I'm afraid I don't believe he's devastated at the thought of losing you. It's too easy to try to cancel out the gravity of actions that are indisputably unacceptable in the lay sense if not the legal, yet which were wholly avoidable, AFTER the event with a load of blah-blah-blahs, including those the woman is obviously going to desperately want and need to hear. Anyway, convincing the woman he's heartbroken is another old chestnut in this situation, WHEREAS, that's the kind of bleedin' obvious consequence that anyone mature and healthy and genuinely in-love tends to feel devastated about *before* following through with, meaning, THEY DON'T DARE GO THERE IN THE FIRST PLACE. In other words, I love you and want you in my life and want never, ever to lose you, is as *DOES* (or this case, *DOESN'T*).
The thought of you and he dying as not just a potential but wholly likely consequence didn't stop him.
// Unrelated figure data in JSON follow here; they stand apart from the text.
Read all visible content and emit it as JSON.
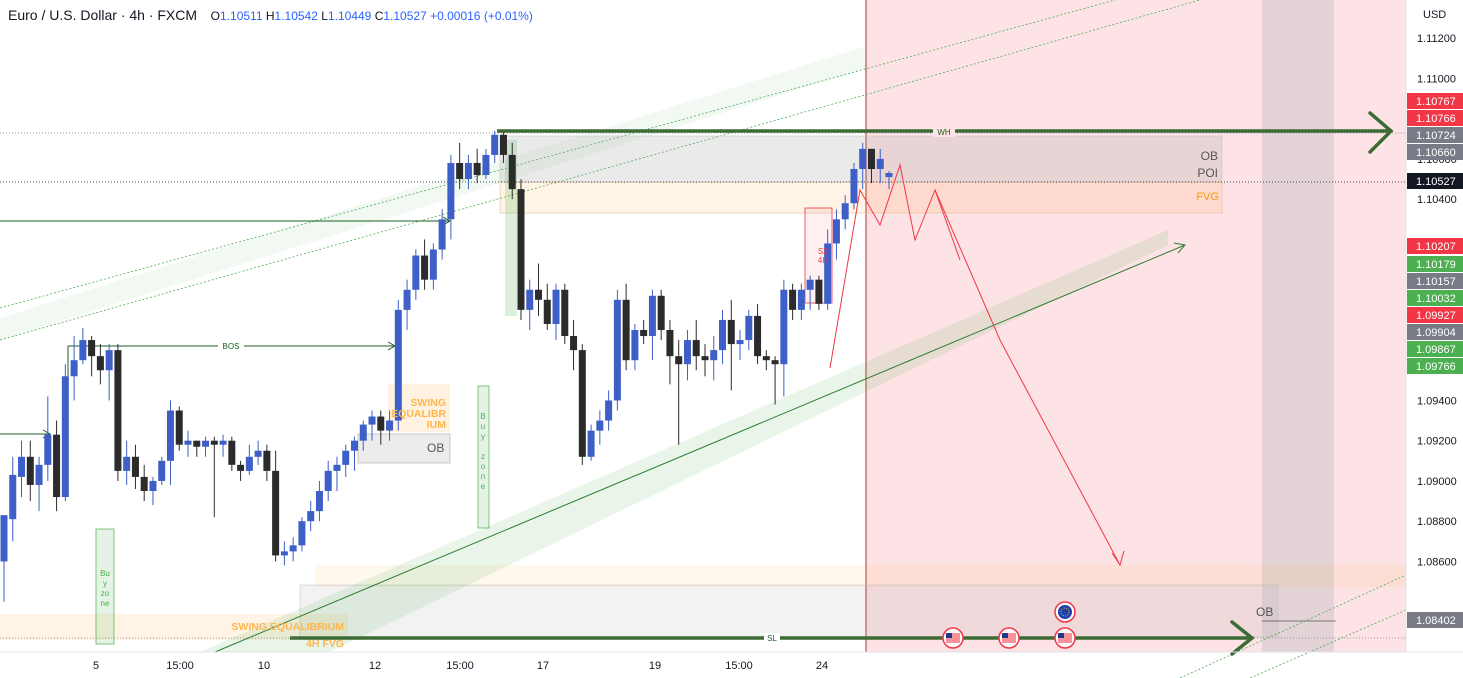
{
  "header": {
    "symbol": "Euro / U.S. Dollar · 4h · FXCM",
    "open": "1.10511",
    "high": "1.10542",
    "low": "1.10449",
    "close": "1.10527",
    "change": "+0.00016 (+0.01%)",
    "open_key": "O",
    "high_key": "H",
    "low_key": "L",
    "close_key": "C"
  },
  "chart_data": {
    "type": "candlestick",
    "currency_label": "USD",
    "ylim": [
      1.0815,
      1.1135
    ],
    "y_ticks": [
      "1.11200",
      "1.11000",
      "1.10600",
      "1.10400",
      "1.09400",
      "1.09200",
      "1.09000",
      "1.08800",
      "1.08600"
    ],
    "x_ticks": [
      "5",
      "15:00",
      "10",
      "12",
      "15:00",
      "17",
      "19",
      "15:00",
      "24"
    ],
    "price_tags": [
      {
        "value": "1.10767",
        "color": "#f23645"
      },
      {
        "value": "1.10766",
        "color": "#f23645"
      },
      {
        "value": "1.10724",
        "color": "#787b86"
      },
      {
        "value": "1.10660",
        "color": "#787b86"
      },
      {
        "value": "1.10527",
        "color": "#131722"
      },
      {
        "value": "1.10207",
        "color": "#f23645"
      },
      {
        "value": "1.10179",
        "color": "#4caf50"
      },
      {
        "value": "1.10157",
        "color": "#787b86"
      },
      {
        "value": "1.10032",
        "color": "#4caf50"
      },
      {
        "value": "1.09927",
        "color": "#f23645"
      },
      {
        "value": "1.09904",
        "color": "#787b86"
      },
      {
        "value": "1.09867",
        "color": "#4caf50"
      },
      {
        "value": "1.09766",
        "color": "#4caf50"
      },
      {
        "value": "1.08402",
        "color": "#787b86"
      }
    ],
    "candles": [
      [
        1.086,
        1.088,
        1.084,
        1.0883
      ],
      [
        1.0881,
        1.0912,
        1.087,
        1.0903
      ],
      [
        1.0902,
        1.092,
        1.0892,
        1.0912
      ],
      [
        1.0912,
        1.092,
        1.089,
        1.0898
      ],
      [
        1.0898,
        1.0912,
        1.0885,
        1.0908
      ],
      [
        1.0908,
        1.0942,
        1.09,
        1.0923
      ],
      [
        1.0923,
        1.093,
        1.0885,
        1.0892
      ],
      [
        1.0892,
        1.0958,
        1.089,
        1.0952
      ],
      [
        1.0952,
        1.0972,
        1.094,
        1.096
      ],
      [
        1.096,
        1.0976,
        1.0958,
        1.097
      ],
      [
        1.097,
        1.0972,
        1.0952,
        1.0962
      ],
      [
        1.0962,
        1.0968,
        1.0948,
        1.0955
      ],
      [
        1.0955,
        1.0968,
        1.094,
        1.0965
      ],
      [
        1.0965,
        1.0968,
        1.09,
        1.0905
      ],
      [
        1.0905,
        1.092,
        1.0898,
        1.0912
      ],
      [
        1.0912,
        1.0918,
        1.0896,
        1.0902
      ],
      [
        1.0902,
        1.0908,
        1.089,
        1.0895
      ],
      [
        1.0895,
        1.0902,
        1.0888,
        1.09
      ],
      [
        1.09,
        1.0912,
        1.0898,
        1.091
      ],
      [
        1.091,
        1.094,
        1.0898,
        1.0935
      ],
      [
        1.0935,
        1.0937,
        1.0915,
        1.0918
      ],
      [
        1.0918,
        1.0925,
        1.0912,
        1.092
      ],
      [
        1.092,
        1.092,
        1.0912,
        1.0917
      ],
      [
        1.0917,
        1.0922,
        1.0912,
        1.092
      ],
      [
        1.092,
        1.0922,
        1.0882,
        1.0918
      ],
      [
        1.0918,
        1.0923,
        1.0912,
        1.092
      ],
      [
        1.092,
        1.0922,
        1.0905,
        1.0908
      ],
      [
        1.0908,
        1.091,
        1.09,
        1.0905
      ],
      [
        1.0905,
        1.0918,
        1.0903,
        1.0912
      ],
      [
        1.0912,
        1.092,
        1.0908,
        1.0915
      ],
      [
        1.0915,
        1.0918,
        1.09,
        1.0905
      ],
      [
        1.0905,
        1.0915,
        1.086,
        1.0863
      ],
      [
        1.0863,
        1.087,
        1.0858,
        1.0865
      ],
      [
        1.0865,
        1.0872,
        1.086,
        1.0868
      ],
      [
        1.0868,
        1.0882,
        1.0865,
        1.088
      ],
      [
        1.088,
        1.089,
        1.0875,
        1.0885
      ],
      [
        1.0885,
        1.09,
        1.088,
        1.0895
      ],
      [
        1.0895,
        1.091,
        1.089,
        1.0905
      ],
      [
        1.0905,
        1.0912,
        1.0895,
        1.0908
      ],
      [
        1.0908,
        1.0918,
        1.0902,
        1.0915
      ],
      [
        1.0915,
        1.0922,
        1.0905,
        1.092
      ],
      [
        1.092,
        1.093,
        1.0915,
        1.0928
      ],
      [
        1.0928,
        1.0935,
        1.092,
        1.0932
      ],
      [
        1.0932,
        1.0935,
        1.0918,
        1.0925
      ],
      [
        1.0925,
        1.0935,
        1.092,
        1.093
      ],
      [
        1.093,
        1.099,
        1.0925,
        1.0985
      ],
      [
        1.0985,
        1.1,
        1.0975,
        1.0995
      ],
      [
        1.0995,
        1.1015,
        1.099,
        1.1012
      ],
      [
        1.1012,
        1.102,
        1.0995,
        1.1
      ],
      [
        1.1,
        1.1018,
        1.0995,
        1.1015
      ],
      [
        1.1015,
        1.1035,
        1.101,
        1.103
      ],
      [
        1.103,
        1.1062,
        1.102,
        1.1058
      ],
      [
        1.1058,
        1.1068,
        1.1045,
        1.105
      ],
      [
        1.105,
        1.1062,
        1.1045,
        1.1058
      ],
      [
        1.1058,
        1.1065,
        1.1048,
        1.1052
      ],
      [
        1.1052,
        1.1065,
        1.105,
        1.1062
      ],
      [
        1.1062,
        1.1074,
        1.1058,
        1.1072
      ],
      [
        1.1072,
        1.1074,
        1.1058,
        1.1062
      ],
      [
        1.1062,
        1.1068,
        1.104,
        1.1045
      ],
      [
        1.1045,
        1.105,
        1.098,
        1.0985
      ],
      [
        1.0985,
        1.1,
        1.0975,
        1.0995
      ],
      [
        1.0995,
        1.1008,
        1.0982,
        1.099
      ],
      [
        1.099,
        1.0998,
        1.0975,
        1.0978
      ],
      [
        1.0978,
        1.0998,
        1.097,
        1.0995
      ],
      [
        1.0995,
        1.0998,
        1.0968,
        1.0972
      ],
      [
        1.0972,
        1.098,
        1.0955,
        1.0965
      ],
      [
        1.0965,
        1.0968,
        1.0908,
        1.0912
      ],
      [
        1.0912,
        1.0928,
        1.091,
        1.0925
      ],
      [
        1.0925,
        1.0935,
        1.0918,
        1.093
      ],
      [
        1.093,
        1.0945,
        1.0925,
        1.094
      ],
      [
        1.094,
        1.0995,
        1.0935,
        1.099
      ],
      [
        1.099,
        1.0998,
        1.0955,
        1.096
      ],
      [
        1.096,
        1.0978,
        1.0955,
        1.0975
      ],
      [
        1.0975,
        1.098,
        1.0968,
        1.0972
      ],
      [
        1.0972,
        1.0995,
        1.096,
        1.0992
      ],
      [
        1.0992,
        1.0995,
        1.097,
        1.0975
      ],
      [
        1.0975,
        1.098,
        1.0948,
        1.0962
      ],
      [
        1.0962,
        1.097,
        1.0918,
        1.0958
      ],
      [
        1.0958,
        1.0975,
        1.095,
        1.097
      ],
      [
        1.097,
        1.098,
        1.0955,
        1.0962
      ],
      [
        1.0962,
        1.0968,
        1.0952,
        1.096
      ],
      [
        1.096,
        1.0972,
        1.095,
        1.0965
      ],
      [
        1.0965,
        1.0985,
        1.0958,
        1.098
      ],
      [
        1.098,
        1.099,
        1.0945,
        1.0968
      ],
      [
        1.0968,
        1.0975,
        1.096,
        1.097
      ],
      [
        1.097,
        1.0985,
        1.0965,
        1.0982
      ],
      [
        1.0982,
        1.0988,
        1.0958,
        1.0962
      ],
      [
        1.0962,
        1.0965,
        1.0955,
        1.096
      ],
      [
        1.096,
        1.0962,
        1.0938,
        1.0958
      ],
      [
        1.0958,
        1.1,
        1.0942,
        1.0995
      ],
      [
        1.0995,
        1.0998,
        1.098,
        1.0985
      ],
      [
        1.0985,
        1.0998,
        1.098,
        1.0995
      ],
      [
        1.0995,
        1.1002,
        1.0985,
        1.1
      ],
      [
        1.1,
        1.1002,
        1.0985,
        1.0988
      ],
      [
        1.0988,
        1.1025,
        1.0985,
        1.1018
      ],
      [
        1.1018,
        1.1035,
        1.101,
        1.103
      ],
      [
        1.103,
        1.1042,
        1.1025,
        1.1038
      ],
      [
        1.1038,
        1.1058,
        1.1035,
        1.1055
      ],
      [
        1.1055,
        1.1068,
        1.1045,
        1.1065
      ],
      [
        1.1065,
        1.1065,
        1.1048,
        1.1055
      ],
      [
        1.1055,
        1.1065,
        1.1048,
        1.106
      ],
      [
        1.1051,
        1.1054,
        1.1045,
        1.1053
      ]
    ],
    "annotations": {
      "WH": "WH",
      "SL": "SL",
      "BOS": "BOS",
      "OB_top": "OB",
      "POI": "POI",
      "FVG": "FVG",
      "OB_mid": "OB",
      "OB_bottom": "OB",
      "swing_eq_1": [
        "SWING",
        "EQUALIBR",
        "IUM"
      ],
      "swing_eq_2": "SWING EQUALIBRIUM",
      "fvg_4h": "4H FVG",
      "sz_4h": [
        "SZ",
        "4H"
      ],
      "buy_zone_1": [
        "Bu",
        "y",
        "zo",
        "ne"
      ],
      "buy_zone_2": [
        "B",
        "u",
        "y",
        "",
        "z",
        "o",
        "n",
        "e"
      ]
    }
  }
}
Personally, therefore, I'd say that not even the fact of his admitting he needs help and seeking it from his doctor (GOT INARGUABLE PROOF OF THAT, HAVE YOU?) could count as enough reassurance for you. If he has this clearly actionable tendency in him then it'll probably have been birthed/nurtured from a very early age, meaning, any psychotherapeutic intervention is going to be equally as long-haul. Plus, secondly, if a man isn't fit and ready to conduct a relationship at the same time as the woman, then even by that simple criterium HE CANNOT BE THE ONE because a relationship being destined to be and succeed is provable as such by all three of these criteria getting ticked at point of meeting: Right Person, Right Place, RIGHT TIME.
Furthermore, how do you think your children are going to feel about you ignoring all these major reasons against resuming this relationship; what do you think it's going to do to your present and future relationship with them?
I'd say the scales are coming down heaviest by far on the side of, cut your losses and walk away while you still can.
If you really don't want to err on the side of sensible caution then I'd say at least wait until you have sound proof of his seeking effective help, like he claims, and then again with proof that it's been insitu/attended for a reassuring enough length of time AND THAT THE CLINICIAN BELIEVES HE WARRANTS THE ALL-CLEAR.
Summary: Is WHAT salvageable?! A relationship with a man that either isn't founded on reality or contains serious issues/impediments thus is bound (when, not if) to fail anyway but in the meantime could destroy your relationship with not just your children but entire community? Answer: probably not, but Maybe hasn't even had time to become a consideration yet. Your only answer to him should be, 'Let's see, time will tell'.